Decreto assinado pelo presidente Jair Bolsonaro (PSL), publicado nesta quarta-feira (15), deixou preocupados dirigentes das universidades federais, que viram no texto a possibilidade de o governo interferir diretamente nas nomeações de cargos para segundo, terceiro e quarto escalões das instituições.
O texto foi publicado na edição de quarta do Diário Oficial da União, mas só entrará em vigor no próximo dia 25 de junho. Entre as alterações feitas pelo decreto estão a transferência da avaliação de escolha de “dirigente máximo de instituição federal de ensino superior”, ou seja, de reitores das federais, da Casa Civil para a Secretaria de Governo.
Atualmente, as indicações apenas dos reitores das federais são encaminhadas pelas instituições ao MEC (Ministério da Educação) e depois para a Casa Civil, que dá a validação final para o nome do escolhido.Na visão de dirigentes universitários ouvidos pela reportagem, o novo texto pode submeter ao crivo do governo também as escolhas da equipe de confiança dentro das universidades, como pró-reitores e diretores de faculdades ou centros de ensino. O texto também fala da dispensa dos profissionais desses cargos.

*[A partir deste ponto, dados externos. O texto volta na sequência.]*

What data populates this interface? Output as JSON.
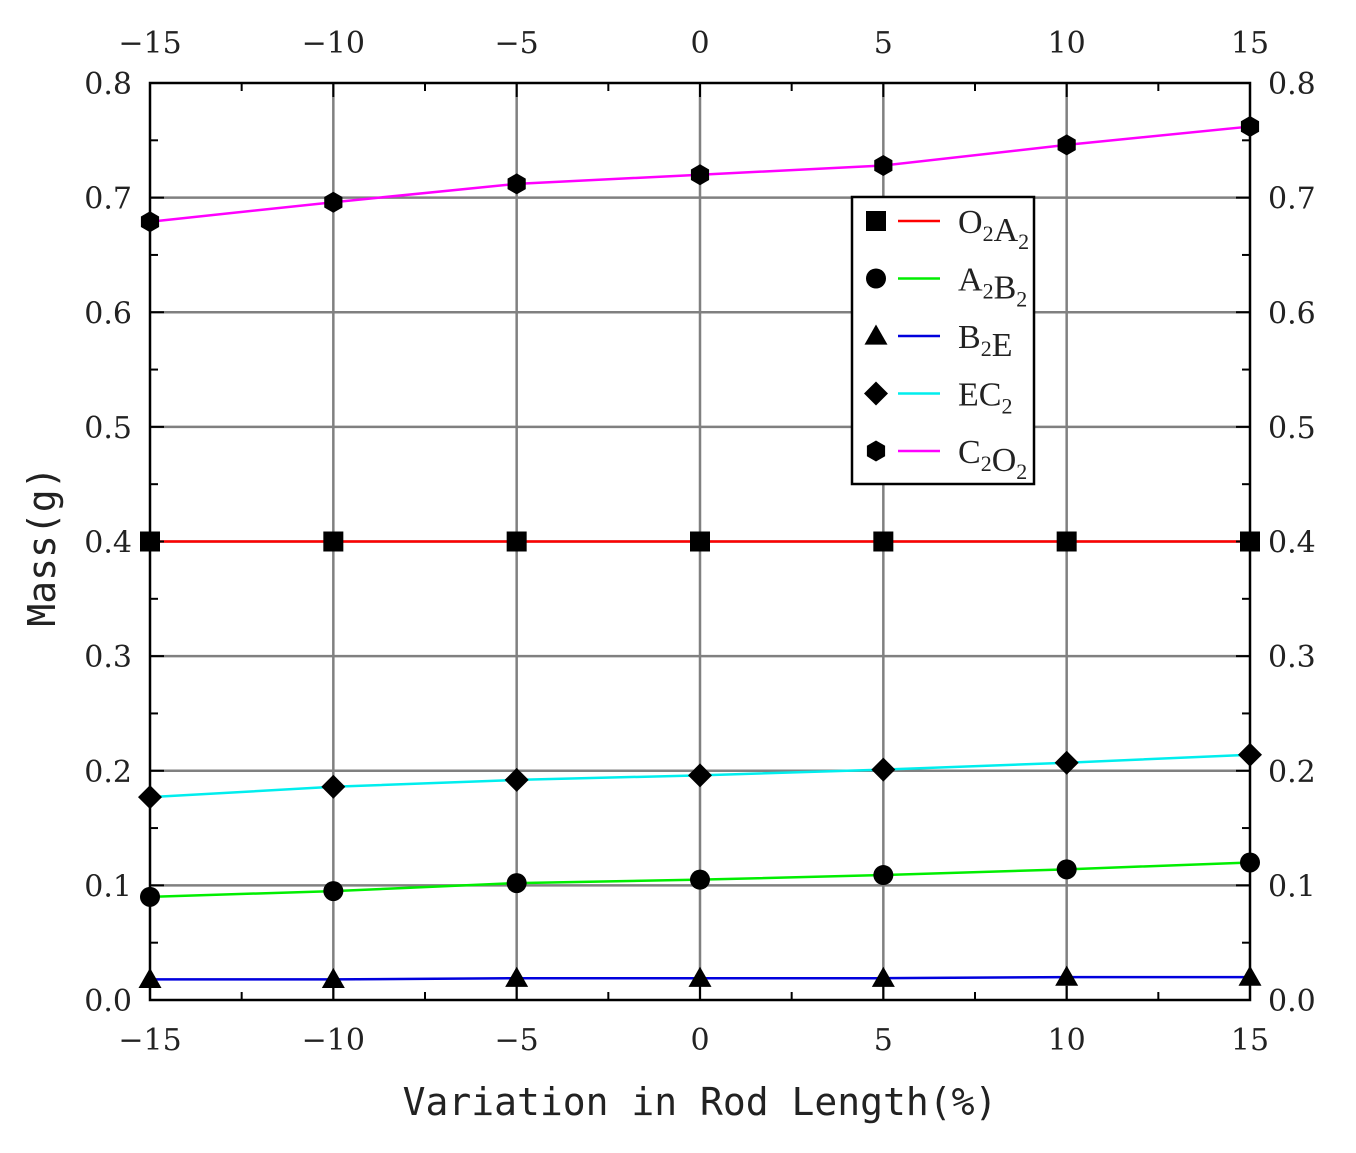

A partir do novo decreto, as escolhas de pró-reitores ou de diretores de centros de ensino podem ser submetidas ao crivo do ministro-chefe da Secretaria de Governo. Preocupados com uma possível violação de suas autonomias, as procuradorias de institutos federais de educação já analisaram o teor do texto e consideraram que fere a autonomia das instituições.
Reitores ouvidos pela reportagem, que pediram anonimato por medo de represália, dizem que o decreto é preocupante porque poder resultar em pessoas nomeadas pelo Planalto sem afinidade com reitor e comprometer a administração da instituição. O Conif (Conselho Nacional das Instituições da Rede Federal de Educação Profissional, Científica e Tecnológica) encaminhou pedido de esclarecimentos para o MEC.

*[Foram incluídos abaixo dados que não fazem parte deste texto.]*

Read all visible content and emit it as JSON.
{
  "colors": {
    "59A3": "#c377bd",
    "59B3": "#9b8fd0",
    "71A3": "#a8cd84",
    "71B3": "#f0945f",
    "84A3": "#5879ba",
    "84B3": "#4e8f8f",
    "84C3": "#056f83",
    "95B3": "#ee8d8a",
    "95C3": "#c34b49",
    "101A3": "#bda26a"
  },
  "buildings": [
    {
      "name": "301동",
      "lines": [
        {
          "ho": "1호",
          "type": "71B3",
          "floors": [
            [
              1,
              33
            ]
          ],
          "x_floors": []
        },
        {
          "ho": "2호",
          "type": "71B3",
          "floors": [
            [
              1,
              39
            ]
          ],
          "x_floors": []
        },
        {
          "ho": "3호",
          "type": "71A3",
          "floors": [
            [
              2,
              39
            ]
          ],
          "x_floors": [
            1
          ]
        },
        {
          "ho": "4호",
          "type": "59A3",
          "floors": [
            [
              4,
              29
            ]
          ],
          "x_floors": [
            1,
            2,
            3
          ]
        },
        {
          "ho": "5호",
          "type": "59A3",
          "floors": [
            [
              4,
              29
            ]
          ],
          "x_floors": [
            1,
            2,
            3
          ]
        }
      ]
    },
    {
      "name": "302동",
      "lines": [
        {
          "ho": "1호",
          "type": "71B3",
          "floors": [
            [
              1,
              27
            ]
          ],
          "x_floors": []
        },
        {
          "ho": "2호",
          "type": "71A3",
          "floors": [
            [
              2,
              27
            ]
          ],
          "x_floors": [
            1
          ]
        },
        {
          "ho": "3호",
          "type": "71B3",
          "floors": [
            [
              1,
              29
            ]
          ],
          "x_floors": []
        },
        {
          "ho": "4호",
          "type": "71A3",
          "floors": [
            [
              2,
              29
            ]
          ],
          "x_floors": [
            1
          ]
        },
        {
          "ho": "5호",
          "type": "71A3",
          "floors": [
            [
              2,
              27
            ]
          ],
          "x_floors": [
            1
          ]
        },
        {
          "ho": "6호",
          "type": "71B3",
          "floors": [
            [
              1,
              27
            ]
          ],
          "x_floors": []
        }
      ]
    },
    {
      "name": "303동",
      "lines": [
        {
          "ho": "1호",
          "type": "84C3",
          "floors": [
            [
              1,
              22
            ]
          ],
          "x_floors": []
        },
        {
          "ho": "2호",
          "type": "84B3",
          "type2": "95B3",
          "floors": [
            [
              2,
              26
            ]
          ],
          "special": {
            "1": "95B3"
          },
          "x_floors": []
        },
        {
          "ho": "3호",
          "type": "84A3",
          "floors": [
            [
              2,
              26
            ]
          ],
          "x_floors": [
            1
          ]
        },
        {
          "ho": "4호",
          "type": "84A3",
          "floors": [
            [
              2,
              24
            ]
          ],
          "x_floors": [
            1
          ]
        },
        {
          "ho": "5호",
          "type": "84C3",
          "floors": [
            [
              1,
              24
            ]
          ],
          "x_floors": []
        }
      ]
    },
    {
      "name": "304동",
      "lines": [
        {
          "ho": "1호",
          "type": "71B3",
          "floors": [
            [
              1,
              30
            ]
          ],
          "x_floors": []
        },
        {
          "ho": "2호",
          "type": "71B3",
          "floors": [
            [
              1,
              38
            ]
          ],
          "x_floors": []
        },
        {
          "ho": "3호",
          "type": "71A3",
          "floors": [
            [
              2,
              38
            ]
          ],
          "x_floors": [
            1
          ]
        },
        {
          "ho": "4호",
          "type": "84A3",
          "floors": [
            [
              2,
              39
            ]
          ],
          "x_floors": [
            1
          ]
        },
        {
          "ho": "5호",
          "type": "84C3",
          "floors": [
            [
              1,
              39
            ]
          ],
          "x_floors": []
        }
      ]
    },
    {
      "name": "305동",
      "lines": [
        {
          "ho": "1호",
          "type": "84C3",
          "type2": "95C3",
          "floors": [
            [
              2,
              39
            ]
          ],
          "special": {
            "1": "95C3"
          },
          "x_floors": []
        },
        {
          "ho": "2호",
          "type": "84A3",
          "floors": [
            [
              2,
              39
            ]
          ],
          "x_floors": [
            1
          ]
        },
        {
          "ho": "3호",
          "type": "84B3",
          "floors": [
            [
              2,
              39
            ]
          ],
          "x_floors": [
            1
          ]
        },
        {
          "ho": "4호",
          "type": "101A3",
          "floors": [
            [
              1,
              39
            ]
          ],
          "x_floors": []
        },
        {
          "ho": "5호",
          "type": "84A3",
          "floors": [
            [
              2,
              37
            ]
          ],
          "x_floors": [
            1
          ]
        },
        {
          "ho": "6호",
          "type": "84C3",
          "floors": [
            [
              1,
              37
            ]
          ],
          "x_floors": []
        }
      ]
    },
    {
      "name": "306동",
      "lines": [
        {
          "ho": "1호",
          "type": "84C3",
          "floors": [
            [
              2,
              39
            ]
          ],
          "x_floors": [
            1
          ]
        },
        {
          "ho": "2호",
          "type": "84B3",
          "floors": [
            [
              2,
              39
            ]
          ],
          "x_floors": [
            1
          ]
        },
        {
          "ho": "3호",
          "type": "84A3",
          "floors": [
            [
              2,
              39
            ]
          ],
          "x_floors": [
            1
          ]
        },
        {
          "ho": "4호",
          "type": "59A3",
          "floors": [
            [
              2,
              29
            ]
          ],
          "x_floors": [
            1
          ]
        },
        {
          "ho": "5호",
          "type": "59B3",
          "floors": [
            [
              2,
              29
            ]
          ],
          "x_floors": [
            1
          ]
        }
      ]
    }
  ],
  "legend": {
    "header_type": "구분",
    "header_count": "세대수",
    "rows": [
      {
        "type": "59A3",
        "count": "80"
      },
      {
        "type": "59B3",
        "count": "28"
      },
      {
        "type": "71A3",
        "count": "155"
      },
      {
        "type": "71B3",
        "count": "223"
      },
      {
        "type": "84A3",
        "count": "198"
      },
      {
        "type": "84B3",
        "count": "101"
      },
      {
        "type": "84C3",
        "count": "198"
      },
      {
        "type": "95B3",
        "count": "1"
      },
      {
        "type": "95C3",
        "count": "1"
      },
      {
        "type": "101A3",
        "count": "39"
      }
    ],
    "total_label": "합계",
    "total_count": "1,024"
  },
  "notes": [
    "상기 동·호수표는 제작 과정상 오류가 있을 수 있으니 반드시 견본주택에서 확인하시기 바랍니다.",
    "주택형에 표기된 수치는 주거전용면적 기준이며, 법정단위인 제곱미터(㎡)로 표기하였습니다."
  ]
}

Universidades consultadas pela reportagem informaram que encaminharam o decreto para análise de suas procuradorias para uma avaliação jurídica e técnica. A Andifes (entidade que representa os reitores das universidades federais) informou que também analisa o conteúdo.
Pelo texto do decreto, o ministro titular da pasta, hoje ocupada pelo general Carlos Alberto dos Santos Cruz, poderá “decidir pela conveniência e oportunidade administrativa quanto à liberação ou não das indicações submetidas à sua avaliação”. O prazo máximo para essa tomada de decisão é de dez dias úteis após análise feita pela Subchefia para Assuntos Jurídicos da Casa Civil da Presidência da República.
Se o prazo for excedido e não houver manifestação da Secretaria de Governo, “a indicação será considerada aprovada”. A Casa Civil, responsável pela publicação do texto, nega que tenha havido a alteração da competência do presidente da República para nomeação dos reitores.
“Em relação aos demais cargos, o decreto faculta aos dirigentes das universidades e institutos federais de ensino a possibilidade de submeter os indicados à verificação de vida pregressa com base nas informações a serem registradas pelos órgãos de consulta, a saber, Abin e CGU, para auxiliar no processo de escolha dos nomes que irão o compor o quadro funcional de cargos em comissão e funções de confiança da instituição”, disse a pasta por meio de nota divulgada na noite desta quinta-feira (16).
“A submissão ao fluxo proposto pelo decreto é uma opção, que em nada interfere na autonomia das instituições de ensino, mas apenas disponibiliza um instrumento útil à decisão da autoridade”, afirma a Casa Civil.
Mais cedo, o secretário executivo do MEC, Antonio Paulo Vogel, disse que o decreto instituiu uma prática já consolidada. As universidades questionam o fato de não estar muito claro a quem é delegado o poder de nomeações por parte do presidente da República e disseram que aguardam outras normativas até que o texto entre em vigor, daqui a mais de um mês.
Gera dúvidas ainda o fato de haver no decreto um trecho que diz que “a existência de delegação não afasta a possibilidade de o ato [de nomeação ou de exoneração] ser realizado pelo presidente da República.” O decreto foi publicado no mesmo dia em que estudantes e professores organizaram protestos em pelo menos 170 cidades brasileiras contestando o bloqueio de verbas para a Educação, que paralisou bolsas de pesquisa e outros recursos para universidades e instituições de ensino.
A oposição ao governo vê no texto um ato de retaliação às manifestações e partidos como PSB e PSOL protocolaram decretos legislativos no Congresso para suspender o ato do Executivo.